La preocupación por el artificio de lo que comemos o de los medicamentos es fruto del miedo hacia los excesos y negligencias que la ciencia médica, la farmacéutica y las industrias agroalimentarias han cometido sobre las personas y el medio ambiente

La preocupación por el artificio de lo que comemos o de los medicamentos que tomamos a menudo es fruto del miedo hacia los excesos y negligencias que la ciencia médica, la farmacéutica y las industrias agroalimentarias han cometido sobre las personas y el medio ambiente. Para afrontarlo no se debe abandonar todo conocimiento científico o tecnológico, sino que necesitamos una buena alfabetización científica para entender este conocimiento. También una sólida formación en humanidades y ciencias sociales, que estudian las circunstancias en que evoluciona el saber y cómo nos relacionamos con él.

No tenemos ni lo uno ni lo otro. Tenemos un vacío ocupado por personas que se aprovechan tanto de la incultura y los miedos de unos como de las malas prácticas de los otros. Todo para vender unos productos que, en el mejor de los casos, no hacen absolutamente nada y, en el peor, te estropean la salud por efectos secundarios no controlados o porque los que los venden o te los recomiendan te animan a abandonar los tratamientos que sí funcionan. Porque sí, los charlatanes y pseudoterapeutas, igual que las farmacéuticas malvadas y las compañías demoníacas de alimentos transgénicos, también quieren enriquecerse. Lo más grave de todo es que son libres de los controles a los que se someten las otras industrias y a menudo están promocionados por las instituciones públicas.

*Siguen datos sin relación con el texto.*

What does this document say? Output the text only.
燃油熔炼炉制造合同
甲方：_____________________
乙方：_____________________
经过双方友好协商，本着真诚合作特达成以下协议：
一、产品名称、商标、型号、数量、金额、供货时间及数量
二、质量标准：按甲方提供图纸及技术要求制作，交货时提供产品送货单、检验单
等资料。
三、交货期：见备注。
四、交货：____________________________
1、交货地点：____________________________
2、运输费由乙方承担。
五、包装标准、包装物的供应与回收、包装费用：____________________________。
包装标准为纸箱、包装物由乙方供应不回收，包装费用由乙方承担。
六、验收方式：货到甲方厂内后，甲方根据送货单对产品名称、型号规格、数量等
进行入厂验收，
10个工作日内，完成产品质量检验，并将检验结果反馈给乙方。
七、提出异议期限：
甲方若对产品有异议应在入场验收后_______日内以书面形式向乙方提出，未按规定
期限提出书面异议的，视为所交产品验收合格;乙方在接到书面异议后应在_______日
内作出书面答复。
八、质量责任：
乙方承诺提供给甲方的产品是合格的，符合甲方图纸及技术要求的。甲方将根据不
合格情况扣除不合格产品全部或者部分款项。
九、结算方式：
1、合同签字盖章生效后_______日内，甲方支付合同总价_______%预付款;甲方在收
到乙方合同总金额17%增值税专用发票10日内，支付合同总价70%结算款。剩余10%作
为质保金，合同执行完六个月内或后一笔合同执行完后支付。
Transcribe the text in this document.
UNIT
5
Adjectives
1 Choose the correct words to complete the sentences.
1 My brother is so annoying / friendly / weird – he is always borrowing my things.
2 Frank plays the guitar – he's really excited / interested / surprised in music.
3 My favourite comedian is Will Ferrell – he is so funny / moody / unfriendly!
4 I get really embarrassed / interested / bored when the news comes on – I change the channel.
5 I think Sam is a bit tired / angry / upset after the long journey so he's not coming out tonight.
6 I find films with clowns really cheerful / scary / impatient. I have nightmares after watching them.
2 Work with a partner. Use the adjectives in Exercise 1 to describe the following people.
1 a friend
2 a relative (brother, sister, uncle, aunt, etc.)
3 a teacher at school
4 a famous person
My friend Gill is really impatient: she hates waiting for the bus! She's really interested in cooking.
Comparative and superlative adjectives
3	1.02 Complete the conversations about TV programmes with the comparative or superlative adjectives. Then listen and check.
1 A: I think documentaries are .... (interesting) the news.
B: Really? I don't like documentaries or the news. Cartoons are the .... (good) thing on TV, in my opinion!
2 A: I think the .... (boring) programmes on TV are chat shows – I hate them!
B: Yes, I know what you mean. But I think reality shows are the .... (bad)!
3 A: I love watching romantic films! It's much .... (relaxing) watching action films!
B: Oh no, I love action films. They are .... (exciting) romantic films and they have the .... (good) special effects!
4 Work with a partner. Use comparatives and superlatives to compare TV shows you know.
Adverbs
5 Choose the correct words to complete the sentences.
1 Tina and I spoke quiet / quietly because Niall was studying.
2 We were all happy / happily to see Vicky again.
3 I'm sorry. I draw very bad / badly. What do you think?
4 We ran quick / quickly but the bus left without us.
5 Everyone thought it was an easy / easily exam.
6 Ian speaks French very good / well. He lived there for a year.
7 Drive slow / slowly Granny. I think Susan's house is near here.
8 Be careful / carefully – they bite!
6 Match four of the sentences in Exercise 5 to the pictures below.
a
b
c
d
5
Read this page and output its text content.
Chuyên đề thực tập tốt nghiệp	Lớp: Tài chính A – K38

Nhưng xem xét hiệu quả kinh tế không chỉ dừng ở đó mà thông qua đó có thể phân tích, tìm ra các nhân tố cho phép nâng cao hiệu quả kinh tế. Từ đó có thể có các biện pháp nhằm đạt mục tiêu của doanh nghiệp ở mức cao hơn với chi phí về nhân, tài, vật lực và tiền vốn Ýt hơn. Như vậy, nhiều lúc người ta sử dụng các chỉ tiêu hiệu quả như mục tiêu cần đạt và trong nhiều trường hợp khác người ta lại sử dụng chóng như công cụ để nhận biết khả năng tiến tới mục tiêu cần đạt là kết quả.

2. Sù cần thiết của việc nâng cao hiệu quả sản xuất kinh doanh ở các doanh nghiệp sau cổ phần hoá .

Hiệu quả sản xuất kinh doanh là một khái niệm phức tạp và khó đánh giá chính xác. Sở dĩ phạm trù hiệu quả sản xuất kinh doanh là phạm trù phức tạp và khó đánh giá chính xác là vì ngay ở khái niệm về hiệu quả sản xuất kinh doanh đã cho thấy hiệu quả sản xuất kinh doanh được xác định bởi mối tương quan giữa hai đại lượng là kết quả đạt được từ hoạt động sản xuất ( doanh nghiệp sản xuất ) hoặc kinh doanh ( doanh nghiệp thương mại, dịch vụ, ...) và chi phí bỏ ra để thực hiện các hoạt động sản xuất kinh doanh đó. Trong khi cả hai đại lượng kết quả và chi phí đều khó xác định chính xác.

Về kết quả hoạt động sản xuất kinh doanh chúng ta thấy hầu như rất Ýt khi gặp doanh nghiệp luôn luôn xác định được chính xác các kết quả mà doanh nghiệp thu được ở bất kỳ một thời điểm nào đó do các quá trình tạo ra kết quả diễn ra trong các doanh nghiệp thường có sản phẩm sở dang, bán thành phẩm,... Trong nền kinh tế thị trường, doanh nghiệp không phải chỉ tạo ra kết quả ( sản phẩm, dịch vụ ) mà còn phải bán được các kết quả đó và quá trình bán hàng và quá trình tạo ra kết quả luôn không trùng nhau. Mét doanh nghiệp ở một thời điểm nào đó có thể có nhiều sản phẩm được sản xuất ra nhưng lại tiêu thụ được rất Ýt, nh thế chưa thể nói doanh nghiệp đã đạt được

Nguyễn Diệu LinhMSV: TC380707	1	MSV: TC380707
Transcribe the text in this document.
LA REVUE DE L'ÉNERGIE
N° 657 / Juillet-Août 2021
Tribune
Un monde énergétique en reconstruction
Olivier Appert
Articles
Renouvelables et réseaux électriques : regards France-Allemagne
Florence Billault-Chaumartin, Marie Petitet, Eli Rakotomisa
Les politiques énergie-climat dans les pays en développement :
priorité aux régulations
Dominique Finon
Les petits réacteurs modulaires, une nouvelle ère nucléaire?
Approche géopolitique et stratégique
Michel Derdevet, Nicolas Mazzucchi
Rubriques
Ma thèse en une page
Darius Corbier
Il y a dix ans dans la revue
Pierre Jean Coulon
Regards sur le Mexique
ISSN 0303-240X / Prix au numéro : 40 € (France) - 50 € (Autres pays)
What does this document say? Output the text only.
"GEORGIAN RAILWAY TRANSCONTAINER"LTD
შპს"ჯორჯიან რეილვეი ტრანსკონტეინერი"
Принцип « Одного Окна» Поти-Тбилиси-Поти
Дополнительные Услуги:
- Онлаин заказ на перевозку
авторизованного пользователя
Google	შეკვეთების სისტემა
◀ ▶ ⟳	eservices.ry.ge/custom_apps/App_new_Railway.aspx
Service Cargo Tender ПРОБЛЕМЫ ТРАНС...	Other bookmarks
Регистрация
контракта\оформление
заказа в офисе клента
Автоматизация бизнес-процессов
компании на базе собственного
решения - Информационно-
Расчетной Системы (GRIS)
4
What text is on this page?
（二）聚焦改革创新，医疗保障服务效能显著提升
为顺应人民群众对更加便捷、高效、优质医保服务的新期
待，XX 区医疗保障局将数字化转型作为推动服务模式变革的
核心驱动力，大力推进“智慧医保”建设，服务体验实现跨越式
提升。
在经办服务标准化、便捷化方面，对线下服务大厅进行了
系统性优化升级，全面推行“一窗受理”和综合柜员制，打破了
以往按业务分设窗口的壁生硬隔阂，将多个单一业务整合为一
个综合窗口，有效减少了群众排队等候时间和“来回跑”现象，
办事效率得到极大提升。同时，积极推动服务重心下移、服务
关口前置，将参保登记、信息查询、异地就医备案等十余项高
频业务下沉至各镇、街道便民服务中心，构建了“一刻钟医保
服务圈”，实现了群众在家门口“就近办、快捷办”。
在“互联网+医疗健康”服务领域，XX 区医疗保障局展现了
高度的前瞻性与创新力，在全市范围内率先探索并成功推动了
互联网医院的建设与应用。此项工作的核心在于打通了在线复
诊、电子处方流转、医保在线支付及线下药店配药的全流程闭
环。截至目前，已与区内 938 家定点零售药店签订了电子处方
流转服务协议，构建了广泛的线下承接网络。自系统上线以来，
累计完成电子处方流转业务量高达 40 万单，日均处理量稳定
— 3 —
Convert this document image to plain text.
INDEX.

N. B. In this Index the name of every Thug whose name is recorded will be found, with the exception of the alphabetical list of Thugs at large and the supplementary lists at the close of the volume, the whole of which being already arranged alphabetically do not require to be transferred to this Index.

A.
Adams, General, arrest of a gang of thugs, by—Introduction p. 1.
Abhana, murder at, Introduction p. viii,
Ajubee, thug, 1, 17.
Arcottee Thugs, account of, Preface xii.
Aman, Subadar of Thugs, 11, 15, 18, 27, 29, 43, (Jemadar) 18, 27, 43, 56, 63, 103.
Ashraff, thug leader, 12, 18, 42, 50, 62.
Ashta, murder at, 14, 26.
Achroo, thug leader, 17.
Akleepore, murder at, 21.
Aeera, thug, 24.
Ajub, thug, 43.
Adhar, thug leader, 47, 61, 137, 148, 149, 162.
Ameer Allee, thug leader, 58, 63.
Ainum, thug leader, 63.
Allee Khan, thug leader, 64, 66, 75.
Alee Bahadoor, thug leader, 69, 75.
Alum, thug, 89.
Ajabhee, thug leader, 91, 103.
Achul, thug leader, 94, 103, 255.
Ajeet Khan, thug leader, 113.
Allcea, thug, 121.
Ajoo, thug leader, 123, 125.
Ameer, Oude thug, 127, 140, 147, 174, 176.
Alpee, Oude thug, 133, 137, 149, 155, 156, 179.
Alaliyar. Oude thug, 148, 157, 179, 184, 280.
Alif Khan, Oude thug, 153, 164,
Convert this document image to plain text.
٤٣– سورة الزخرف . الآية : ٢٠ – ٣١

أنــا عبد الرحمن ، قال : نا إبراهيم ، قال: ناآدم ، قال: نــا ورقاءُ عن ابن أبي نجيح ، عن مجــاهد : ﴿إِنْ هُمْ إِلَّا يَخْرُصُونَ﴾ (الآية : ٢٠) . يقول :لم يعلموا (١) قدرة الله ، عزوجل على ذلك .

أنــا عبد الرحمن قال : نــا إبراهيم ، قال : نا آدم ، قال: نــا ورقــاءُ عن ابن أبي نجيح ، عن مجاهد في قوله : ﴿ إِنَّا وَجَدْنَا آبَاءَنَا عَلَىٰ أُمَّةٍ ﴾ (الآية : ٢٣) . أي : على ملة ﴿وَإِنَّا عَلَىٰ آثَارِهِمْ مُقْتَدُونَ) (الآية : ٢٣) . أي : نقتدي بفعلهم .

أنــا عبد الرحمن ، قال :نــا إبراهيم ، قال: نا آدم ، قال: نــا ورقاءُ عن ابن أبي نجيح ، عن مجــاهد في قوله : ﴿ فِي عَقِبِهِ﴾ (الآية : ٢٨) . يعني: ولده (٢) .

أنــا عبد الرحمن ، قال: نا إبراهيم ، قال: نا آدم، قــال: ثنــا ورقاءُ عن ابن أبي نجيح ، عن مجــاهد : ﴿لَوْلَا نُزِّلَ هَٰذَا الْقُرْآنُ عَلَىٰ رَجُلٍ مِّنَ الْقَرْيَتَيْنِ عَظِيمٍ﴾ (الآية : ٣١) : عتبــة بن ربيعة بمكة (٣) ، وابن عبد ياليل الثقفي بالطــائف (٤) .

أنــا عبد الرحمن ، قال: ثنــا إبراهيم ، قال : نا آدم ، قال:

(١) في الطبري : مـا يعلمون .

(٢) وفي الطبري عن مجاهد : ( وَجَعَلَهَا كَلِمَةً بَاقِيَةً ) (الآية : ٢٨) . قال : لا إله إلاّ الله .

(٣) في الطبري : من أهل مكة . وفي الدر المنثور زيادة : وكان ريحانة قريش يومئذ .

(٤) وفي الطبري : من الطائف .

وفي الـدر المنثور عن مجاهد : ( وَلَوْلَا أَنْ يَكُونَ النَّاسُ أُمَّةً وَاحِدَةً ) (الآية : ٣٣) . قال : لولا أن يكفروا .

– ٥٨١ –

Dejando de lado que los criterios para definir qué es natural o no para los defensores de lo natural son muy laxos —no verás a nadie que pida que le hagan una operación natural a corazón abierto o que rechace unas gafas porque no verá de forma natural, y que, con respecto a la condición humana, es muy difícil establecer qué es natural y qué artificial, lo cierto es que no, lo natural no es intrínsecamente mejor que lo artificial. Como dicen mis amigos del blog Científics malvats, la naturaleza no es sabia. A la naturaleza no le importa nada si vives o mueres. A muchas personas, en cambio, sí les importa tu vida.

La naturaleza nos puede parecer inocua porque las personas hemos hecho barrabasadas para controlarla, a ella y a todos los seres vivos que la habitan. Sin embargo, sobre todo, la naturaleza nos parece inocua porque ha habido muchas personas que han trabajado para que lo que tiene de malo nos afecte cada vez menos. Hasta el punto de que ya no lo recordamos y nos podemos permitir el privilegio de rechazar la ciencia que lo ha hecho posible.